Giudizio della Corte

La Corte, riunita in grande sezione, dichiara che le nozioni di «autorità giudiziaria» e di «autorità di emissione»,  ai sensi della direttiva relativa all’ordine europeo di indagine, comprendono il pubblico ministero di uno Stato membro o, più in generale, la procura di uno Stato membro, e ciò quand’anche essi fossero in un rapporto di subordinazione legale nei confronti del potere esecutivo di tale Stato membro, rapporto che li esporrebbe al rischio di essere soggetti, direttamente o indirettamente, ad ordini o istruzioni individuali da parte di detto potere nell’ambito dell’adozione di un ordine europeo di indagine.
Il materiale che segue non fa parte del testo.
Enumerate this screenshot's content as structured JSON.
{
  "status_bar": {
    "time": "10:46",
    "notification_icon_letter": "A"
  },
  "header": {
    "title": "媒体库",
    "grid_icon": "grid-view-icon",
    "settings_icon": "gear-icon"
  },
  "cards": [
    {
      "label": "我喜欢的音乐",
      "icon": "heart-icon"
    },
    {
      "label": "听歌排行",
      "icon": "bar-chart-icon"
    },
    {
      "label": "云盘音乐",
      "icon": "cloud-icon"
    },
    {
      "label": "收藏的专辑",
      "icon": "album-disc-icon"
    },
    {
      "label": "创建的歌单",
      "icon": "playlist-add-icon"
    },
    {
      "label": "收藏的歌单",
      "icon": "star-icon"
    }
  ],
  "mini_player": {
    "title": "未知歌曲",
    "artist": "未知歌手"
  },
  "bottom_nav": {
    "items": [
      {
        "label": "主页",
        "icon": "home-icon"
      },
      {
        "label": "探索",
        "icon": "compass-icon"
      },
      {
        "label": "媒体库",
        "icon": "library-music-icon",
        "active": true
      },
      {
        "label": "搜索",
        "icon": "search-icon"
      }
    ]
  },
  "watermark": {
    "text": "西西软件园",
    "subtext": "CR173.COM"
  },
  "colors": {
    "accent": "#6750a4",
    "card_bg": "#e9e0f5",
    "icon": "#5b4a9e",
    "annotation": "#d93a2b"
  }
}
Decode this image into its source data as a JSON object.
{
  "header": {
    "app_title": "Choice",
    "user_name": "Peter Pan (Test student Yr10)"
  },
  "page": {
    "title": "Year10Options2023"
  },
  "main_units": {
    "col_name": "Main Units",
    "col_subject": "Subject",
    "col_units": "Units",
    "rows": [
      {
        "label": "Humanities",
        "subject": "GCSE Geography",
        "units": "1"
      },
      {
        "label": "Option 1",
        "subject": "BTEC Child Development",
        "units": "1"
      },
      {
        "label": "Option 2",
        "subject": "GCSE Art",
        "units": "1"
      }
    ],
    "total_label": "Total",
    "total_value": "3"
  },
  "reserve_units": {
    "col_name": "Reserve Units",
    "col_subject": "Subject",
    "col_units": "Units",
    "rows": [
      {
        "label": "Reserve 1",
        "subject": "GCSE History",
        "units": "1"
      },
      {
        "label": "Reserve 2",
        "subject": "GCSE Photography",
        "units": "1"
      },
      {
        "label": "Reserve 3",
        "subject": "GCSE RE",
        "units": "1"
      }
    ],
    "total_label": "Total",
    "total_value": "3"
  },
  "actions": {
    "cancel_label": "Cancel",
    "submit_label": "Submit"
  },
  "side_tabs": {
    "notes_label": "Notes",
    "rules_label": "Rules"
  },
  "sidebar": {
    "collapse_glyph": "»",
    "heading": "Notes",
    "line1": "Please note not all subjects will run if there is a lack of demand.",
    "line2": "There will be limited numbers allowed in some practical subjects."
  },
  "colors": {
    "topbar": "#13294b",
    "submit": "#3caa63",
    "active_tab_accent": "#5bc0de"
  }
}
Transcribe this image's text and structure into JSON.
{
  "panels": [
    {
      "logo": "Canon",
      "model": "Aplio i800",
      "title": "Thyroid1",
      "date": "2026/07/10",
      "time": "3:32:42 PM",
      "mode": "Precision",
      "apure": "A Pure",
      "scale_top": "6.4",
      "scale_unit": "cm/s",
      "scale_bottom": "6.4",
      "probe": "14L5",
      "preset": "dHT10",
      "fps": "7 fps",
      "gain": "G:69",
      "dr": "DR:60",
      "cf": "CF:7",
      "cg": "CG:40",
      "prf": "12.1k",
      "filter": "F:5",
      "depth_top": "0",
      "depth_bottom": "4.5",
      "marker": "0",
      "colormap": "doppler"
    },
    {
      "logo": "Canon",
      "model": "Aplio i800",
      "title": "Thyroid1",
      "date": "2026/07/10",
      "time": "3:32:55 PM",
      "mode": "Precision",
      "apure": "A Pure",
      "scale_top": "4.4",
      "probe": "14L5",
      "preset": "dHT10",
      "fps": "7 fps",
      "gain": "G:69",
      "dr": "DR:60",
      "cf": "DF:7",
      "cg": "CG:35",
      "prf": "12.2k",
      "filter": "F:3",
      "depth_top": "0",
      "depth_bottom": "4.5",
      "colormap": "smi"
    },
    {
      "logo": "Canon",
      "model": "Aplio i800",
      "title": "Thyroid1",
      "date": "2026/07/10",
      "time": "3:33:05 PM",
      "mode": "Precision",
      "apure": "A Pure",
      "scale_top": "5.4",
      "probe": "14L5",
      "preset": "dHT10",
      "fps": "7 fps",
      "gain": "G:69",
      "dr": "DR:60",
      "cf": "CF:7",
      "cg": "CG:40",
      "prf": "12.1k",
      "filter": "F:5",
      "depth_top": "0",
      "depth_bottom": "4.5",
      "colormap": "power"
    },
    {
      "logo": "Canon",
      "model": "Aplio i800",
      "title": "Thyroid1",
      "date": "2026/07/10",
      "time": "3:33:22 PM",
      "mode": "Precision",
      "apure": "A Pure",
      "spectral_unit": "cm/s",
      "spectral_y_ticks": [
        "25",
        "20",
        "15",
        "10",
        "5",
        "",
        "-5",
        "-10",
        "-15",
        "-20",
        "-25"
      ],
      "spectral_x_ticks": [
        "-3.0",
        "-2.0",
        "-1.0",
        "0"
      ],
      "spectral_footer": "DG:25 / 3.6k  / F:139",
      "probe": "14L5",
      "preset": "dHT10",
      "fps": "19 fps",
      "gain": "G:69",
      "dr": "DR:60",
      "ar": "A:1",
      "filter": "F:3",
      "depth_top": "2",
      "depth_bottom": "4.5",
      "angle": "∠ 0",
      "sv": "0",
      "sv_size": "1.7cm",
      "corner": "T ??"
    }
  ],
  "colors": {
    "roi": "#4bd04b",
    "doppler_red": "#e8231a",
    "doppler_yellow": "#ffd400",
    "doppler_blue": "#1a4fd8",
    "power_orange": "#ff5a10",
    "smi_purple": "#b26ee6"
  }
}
A tale riguardo, la Corte rileva, in via preliminare, che, secondo tale direttiva, un ordine europeo di indagine può essere eseguito solo se l’autorità che l’ha emesso è un’«autorità di emissione»[4], e che, qualora un siffatto ordine sia emesso da un’autorità di emissione diversa da un giudice, un organo giurisdizionale, un magistrato inquirente o un pubblico ministero competente nella causa di cui trattasi, esso deve essere convalidato da un’«autorità giudiziaria» prima di essere trasmesso ai fini della sua esecuzione in un altro Stato membro.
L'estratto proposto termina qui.